For (1), it sounds to me like your data should be moving. It can take a
while to finish rebalancing but the process should start within a few
minutes. Do you see all 4 nodes in the Admin UI? How much data do you have
in the cluster (if it’s small, it may be that it’s within our tolerances
for “sufficiently balanced”). Have you set any replication zone constraints
(https://www.cockroachlabs.com/docs/stable/configure-replication-zones.html
)?

For (2), we initially hoped something like that could work (and it tends to
in small clusters) but in large clusters there is a chance of ending up
with disconnected islands.

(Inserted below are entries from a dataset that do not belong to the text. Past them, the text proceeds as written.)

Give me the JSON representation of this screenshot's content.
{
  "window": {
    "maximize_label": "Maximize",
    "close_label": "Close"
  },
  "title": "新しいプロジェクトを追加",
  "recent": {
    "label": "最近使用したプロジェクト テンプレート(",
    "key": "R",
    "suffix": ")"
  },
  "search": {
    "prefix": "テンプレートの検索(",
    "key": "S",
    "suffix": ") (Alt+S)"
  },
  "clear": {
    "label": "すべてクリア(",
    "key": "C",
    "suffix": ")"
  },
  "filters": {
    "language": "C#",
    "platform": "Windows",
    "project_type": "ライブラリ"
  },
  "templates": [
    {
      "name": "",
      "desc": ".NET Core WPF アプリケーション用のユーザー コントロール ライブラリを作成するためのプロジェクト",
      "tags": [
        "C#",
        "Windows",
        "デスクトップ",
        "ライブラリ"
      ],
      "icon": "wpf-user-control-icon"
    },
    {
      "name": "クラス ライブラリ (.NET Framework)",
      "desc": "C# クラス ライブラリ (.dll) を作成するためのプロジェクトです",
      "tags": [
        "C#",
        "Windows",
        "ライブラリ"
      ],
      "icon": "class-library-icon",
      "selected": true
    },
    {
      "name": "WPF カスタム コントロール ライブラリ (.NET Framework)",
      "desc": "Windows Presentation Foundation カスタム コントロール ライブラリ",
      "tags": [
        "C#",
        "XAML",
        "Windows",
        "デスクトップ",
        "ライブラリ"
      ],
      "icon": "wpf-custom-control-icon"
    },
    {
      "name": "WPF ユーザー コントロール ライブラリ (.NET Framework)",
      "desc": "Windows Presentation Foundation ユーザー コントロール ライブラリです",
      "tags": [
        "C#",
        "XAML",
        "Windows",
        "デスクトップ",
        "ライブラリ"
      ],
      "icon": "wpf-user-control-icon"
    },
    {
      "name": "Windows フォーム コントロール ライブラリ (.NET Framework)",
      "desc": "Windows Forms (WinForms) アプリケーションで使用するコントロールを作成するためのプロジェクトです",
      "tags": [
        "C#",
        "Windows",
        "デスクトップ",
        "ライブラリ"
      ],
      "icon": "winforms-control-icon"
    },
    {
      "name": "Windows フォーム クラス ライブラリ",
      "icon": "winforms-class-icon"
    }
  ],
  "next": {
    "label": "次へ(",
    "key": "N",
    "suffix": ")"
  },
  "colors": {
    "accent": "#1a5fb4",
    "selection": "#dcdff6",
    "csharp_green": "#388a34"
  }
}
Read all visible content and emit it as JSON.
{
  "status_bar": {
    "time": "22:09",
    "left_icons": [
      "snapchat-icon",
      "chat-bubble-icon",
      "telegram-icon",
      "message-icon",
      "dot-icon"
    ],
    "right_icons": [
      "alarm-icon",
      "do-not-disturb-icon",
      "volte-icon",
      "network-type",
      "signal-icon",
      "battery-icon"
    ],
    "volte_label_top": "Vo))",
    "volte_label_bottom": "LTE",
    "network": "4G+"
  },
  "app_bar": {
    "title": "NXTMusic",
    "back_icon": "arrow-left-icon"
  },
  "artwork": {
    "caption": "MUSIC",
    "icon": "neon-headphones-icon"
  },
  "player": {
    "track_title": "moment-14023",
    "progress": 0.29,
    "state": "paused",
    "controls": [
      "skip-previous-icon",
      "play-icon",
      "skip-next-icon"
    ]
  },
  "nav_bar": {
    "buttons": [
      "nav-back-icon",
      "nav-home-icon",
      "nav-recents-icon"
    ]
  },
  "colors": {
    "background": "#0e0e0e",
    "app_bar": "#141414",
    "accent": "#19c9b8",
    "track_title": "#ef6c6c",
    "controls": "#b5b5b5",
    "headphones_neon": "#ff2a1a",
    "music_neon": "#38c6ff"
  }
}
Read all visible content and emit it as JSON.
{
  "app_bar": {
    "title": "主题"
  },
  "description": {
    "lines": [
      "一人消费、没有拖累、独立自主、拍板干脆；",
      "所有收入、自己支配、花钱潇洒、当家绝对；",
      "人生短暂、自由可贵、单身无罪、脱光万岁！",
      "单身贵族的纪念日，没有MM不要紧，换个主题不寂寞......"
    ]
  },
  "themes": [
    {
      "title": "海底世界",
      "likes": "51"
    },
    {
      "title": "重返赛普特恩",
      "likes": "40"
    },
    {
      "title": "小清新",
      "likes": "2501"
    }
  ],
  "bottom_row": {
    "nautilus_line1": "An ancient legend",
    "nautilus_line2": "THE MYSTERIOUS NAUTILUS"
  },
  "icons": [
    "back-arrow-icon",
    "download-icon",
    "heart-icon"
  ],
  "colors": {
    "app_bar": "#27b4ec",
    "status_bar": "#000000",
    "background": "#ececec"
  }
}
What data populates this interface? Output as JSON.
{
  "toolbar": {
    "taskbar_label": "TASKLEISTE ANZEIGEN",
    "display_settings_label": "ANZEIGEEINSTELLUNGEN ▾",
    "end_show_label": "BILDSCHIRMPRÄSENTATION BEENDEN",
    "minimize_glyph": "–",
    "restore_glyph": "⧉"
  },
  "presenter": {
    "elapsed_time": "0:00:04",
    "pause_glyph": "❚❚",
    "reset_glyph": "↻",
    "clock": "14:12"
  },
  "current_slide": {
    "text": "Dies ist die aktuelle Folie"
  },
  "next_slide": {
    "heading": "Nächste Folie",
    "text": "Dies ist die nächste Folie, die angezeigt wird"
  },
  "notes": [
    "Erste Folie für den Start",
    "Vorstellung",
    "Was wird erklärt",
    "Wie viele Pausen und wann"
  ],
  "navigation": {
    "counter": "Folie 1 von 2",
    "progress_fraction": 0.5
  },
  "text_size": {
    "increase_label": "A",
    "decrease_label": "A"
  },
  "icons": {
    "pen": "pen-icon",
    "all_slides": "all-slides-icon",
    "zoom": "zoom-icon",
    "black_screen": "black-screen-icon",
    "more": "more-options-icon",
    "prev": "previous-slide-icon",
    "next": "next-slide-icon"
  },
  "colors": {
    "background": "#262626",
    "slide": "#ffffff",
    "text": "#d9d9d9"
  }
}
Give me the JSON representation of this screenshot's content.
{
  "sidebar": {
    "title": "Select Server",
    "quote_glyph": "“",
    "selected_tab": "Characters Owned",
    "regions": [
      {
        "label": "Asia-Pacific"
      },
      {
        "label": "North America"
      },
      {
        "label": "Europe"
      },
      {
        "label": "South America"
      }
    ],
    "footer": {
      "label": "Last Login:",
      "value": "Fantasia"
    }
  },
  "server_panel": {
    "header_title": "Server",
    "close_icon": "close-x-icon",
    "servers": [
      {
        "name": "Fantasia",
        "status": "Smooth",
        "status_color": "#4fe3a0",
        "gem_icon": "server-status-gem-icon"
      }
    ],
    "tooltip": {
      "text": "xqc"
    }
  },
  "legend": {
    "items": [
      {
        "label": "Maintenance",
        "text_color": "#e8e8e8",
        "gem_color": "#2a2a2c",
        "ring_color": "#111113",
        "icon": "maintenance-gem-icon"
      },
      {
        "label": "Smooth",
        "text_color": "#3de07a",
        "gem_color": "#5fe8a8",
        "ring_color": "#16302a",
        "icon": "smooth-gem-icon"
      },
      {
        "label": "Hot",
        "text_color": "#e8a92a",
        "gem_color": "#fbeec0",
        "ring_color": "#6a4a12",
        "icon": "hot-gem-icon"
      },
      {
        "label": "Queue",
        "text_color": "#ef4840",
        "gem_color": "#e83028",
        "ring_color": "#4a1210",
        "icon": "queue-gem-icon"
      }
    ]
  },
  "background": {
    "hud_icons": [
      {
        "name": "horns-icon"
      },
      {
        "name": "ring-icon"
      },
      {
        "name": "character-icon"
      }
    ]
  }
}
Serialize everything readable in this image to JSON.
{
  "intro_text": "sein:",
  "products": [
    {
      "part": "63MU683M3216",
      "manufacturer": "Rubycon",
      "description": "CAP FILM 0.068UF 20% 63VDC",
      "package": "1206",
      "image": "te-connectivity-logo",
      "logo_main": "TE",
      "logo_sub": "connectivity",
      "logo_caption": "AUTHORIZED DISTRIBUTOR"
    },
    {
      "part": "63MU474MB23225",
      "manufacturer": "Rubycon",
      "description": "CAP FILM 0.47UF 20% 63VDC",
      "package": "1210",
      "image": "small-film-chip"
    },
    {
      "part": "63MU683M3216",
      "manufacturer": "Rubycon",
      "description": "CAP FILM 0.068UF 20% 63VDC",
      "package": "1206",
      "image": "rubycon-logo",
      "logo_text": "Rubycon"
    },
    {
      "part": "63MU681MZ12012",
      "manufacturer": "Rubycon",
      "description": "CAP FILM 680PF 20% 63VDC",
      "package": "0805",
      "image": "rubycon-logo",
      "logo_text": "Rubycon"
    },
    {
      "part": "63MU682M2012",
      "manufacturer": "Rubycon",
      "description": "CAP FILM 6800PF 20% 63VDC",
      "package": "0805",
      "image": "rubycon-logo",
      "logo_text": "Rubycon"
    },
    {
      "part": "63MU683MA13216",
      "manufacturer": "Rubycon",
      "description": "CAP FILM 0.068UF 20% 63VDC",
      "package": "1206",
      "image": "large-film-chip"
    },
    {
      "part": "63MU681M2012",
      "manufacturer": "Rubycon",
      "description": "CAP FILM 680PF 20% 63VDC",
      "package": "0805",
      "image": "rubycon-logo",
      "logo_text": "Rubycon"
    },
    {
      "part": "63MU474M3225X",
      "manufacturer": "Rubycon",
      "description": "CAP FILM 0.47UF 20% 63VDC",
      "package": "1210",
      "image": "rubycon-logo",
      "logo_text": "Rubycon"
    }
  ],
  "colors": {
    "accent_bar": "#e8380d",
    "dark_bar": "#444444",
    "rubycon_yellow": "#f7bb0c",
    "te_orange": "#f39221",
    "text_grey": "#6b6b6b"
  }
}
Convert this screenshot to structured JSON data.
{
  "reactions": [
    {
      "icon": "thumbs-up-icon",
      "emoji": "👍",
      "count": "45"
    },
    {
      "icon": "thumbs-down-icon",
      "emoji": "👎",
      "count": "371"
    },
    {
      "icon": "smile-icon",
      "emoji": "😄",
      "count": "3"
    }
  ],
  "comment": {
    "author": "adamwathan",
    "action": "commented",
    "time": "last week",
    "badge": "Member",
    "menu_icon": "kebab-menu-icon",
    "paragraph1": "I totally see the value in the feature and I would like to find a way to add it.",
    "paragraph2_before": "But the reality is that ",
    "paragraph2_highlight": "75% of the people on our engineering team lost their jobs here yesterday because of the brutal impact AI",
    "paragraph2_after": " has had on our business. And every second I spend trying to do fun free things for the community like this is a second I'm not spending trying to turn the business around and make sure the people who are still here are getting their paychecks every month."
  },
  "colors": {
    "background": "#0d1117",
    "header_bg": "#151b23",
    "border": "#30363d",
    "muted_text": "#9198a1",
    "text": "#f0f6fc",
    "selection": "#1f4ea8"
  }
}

The best practice is to pick 3-5 nodes and use
them as the join targets on all nodes.

I see all 4 nodes in the admin UI. I haven’t changed any replication zone settings from the default.

I have not added much data so that’s probably it.

Here’s the output of node status: https://pastebin.com/raw/BZh3Zg2y

@pooper can you also include the contexts of visiting
/_status/allocator/node/1 from one of your nodes? Thanks!

Sure, here you go: https://pastebin.com/raw/zhvABz0q

I figured out why the data was not being rebalanced. Port 26257 was closed! After opening it in the firewall, data started being moved over.